Утих шум в голове, понемногу затягивался корочкой рубец от нагайки, перерезавший щеку от виска до подбородка. Виктор подумал, что останется безобразный шрам на всю жизнь. Но тут же вспомнил: жизнь-то подходит к концу, так не все ли равно? Не до красоты уж теперь.
Однажды утром его повели на допрос.
Эта комната на втором этаже, была чище, и допрашивал его не сержант, а поручик — все-таки, можно сказать, больше чести.
Присутствовал и Средницкий, но здесь он сидел за машинкой очень прямо, подтянутый, и держался без тени прежней развязности.
— Переведите арестованному акт о смерти Долгового.
Средницкий, приняв от поручика бумагу, начал переводить Виктору на русский неуклюжие канцелярские фразы, из которых следовало, что сотрудник императорской полиции Никифор Долговой умер в военном госпитале 16 февраля 1942 года от тяжких увечий.
— Пусть подпишет, — сказал поручик.
Средницкий пододвинул Виктору бумагу, в которой было сказано, что он сознается в убийстве полицейского Никифора Долгового.
Виктор нацарапал: «Бить этого сукина сына бил, но умер ли он от этого, мне неизвестно. Иван Потапов».
Читая это, поручик жевал запавшими губами. Он был уже немолод — по возрасту мог бы быть полковником; похож на школьного учителя, преподающего какой-нибудь второстепенный предмет, например чистописание. По-русски, видимо, понимал, но говорить не хотел.

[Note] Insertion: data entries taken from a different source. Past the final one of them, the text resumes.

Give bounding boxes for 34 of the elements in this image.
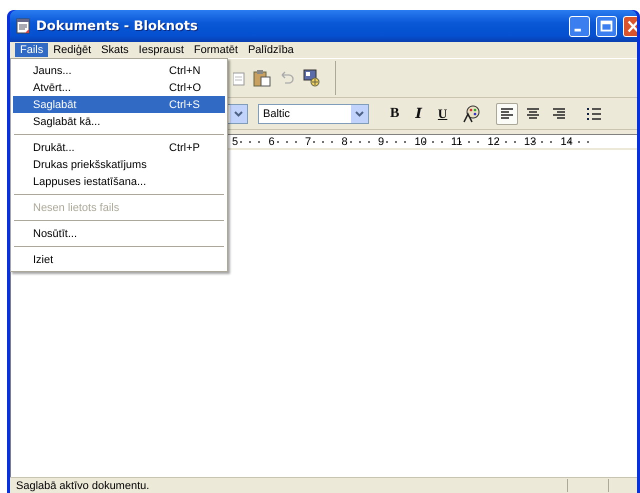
menu-option[interactable]: Jauns... Ctrl+N (13, 62, 225, 79)
notepad-icon (16, 18, 30, 34)
menu-option[interactable]: Saglabāt Ctrl+S (13, 96, 225, 113)
menu-option[interactable]: Iziet (13, 251, 225, 268)
menu-item[interactable]: Skats (96, 43, 134, 57)
maximize-button[interactable] (596, 16, 617, 36)
status-text: Saglabā aktīvo dokumentu. (15, 480, 150, 492)
window-title: Dokuments - Bloknots (36, 18, 199, 34)
menu-option[interactable]: Saglabāt kā... (13, 113, 225, 130)
align-center-icon (525, 107, 542, 120)
menu-item[interactable]: Iespraust (134, 43, 189, 57)
align-left-icon (499, 107, 516, 120)
menu-item[interactable]: Rediģēt (48, 43, 96, 57)
underline-button[interactable]: U (436, 106, 448, 122)
menu-option[interactable]: Atvērt... Ctrl+O (13, 79, 225, 96)
bullet-list-icon[interactable] (586, 106, 602, 120)
align-right-icon (551, 107, 568, 120)
script-dropdown[interactable]: Baltic (258, 104, 369, 124)
paste-icon[interactable] (253, 69, 271, 87)
color-icon[interactable] (462, 104, 480, 122)
align-left-button[interactable] (496, 102, 518, 124)
minimize-button[interactable] (569, 16, 590, 36)
menu-item[interactable]: Palīdzība (242, 43, 299, 57)
menu-option[interactable]: Drukāt... Ctrl+P (13, 139, 225, 156)
insert-object-icon[interactable] (303, 69, 321, 87)
close-button[interactable] (623, 16, 637, 36)
font-dropdown[interactable] (226, 104, 248, 124)
italic-button[interactable]: I (414, 106, 423, 122)
menu-item[interactable]: Formatēt (188, 43, 243, 57)
menu-option[interactable]: Nosūtīt... (13, 225, 225, 242)
menu-option[interactable]: Drukas priekšskatījums (13, 156, 225, 173)
menu-option[interactable]: Lappuses iestatīšana... (13, 173, 225, 190)
bold-button[interactable]: B (389, 106, 400, 122)
menu-item[interactable]: Fails (15, 43, 48, 57)
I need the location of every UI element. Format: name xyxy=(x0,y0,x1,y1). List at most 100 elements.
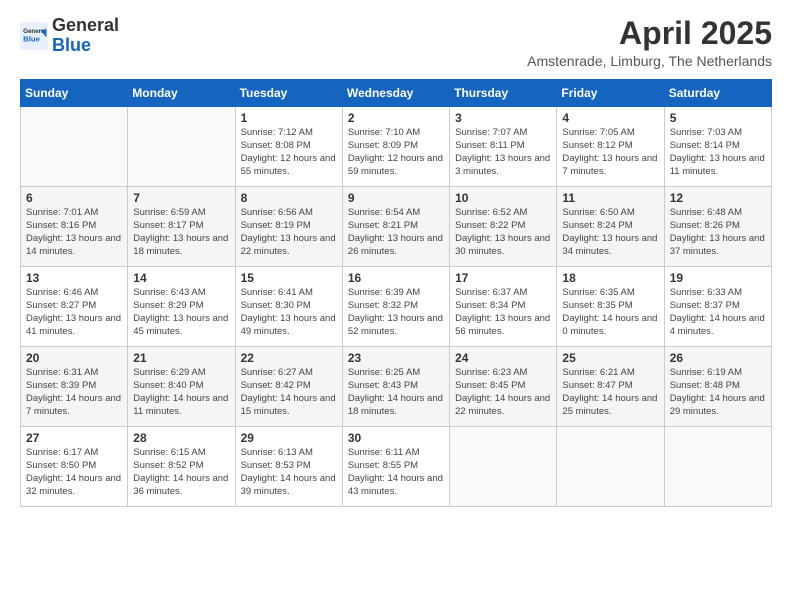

Виктору показалось, что он поглядывает на него с некоторым уважением.
— Господин поручик жалеет тебя, учитывая твою молодость и некультурность, — переводил Средницкий тем же тоном декламатора, каким когда-то он, первый ученик, отвечал урок в классе. — Господину поручику было бы неприятно выжимать из тебя правду железом, огнем и водой. Но он будет вынужден это сделать, если ты вздумаешь лгать. Слушай внимательно, он задаст тебе два вопроса, и от того, как ты на них ответишь, зависит твоя жизнь.
— Ваше благородие! Да разве ж у меня совесть нечиста, что я стану…
— Ладно, ладно, сейчас это будет видно. Вопрос первый: кто ты на самом деле и с какой целью хотел ехать в Хайлар?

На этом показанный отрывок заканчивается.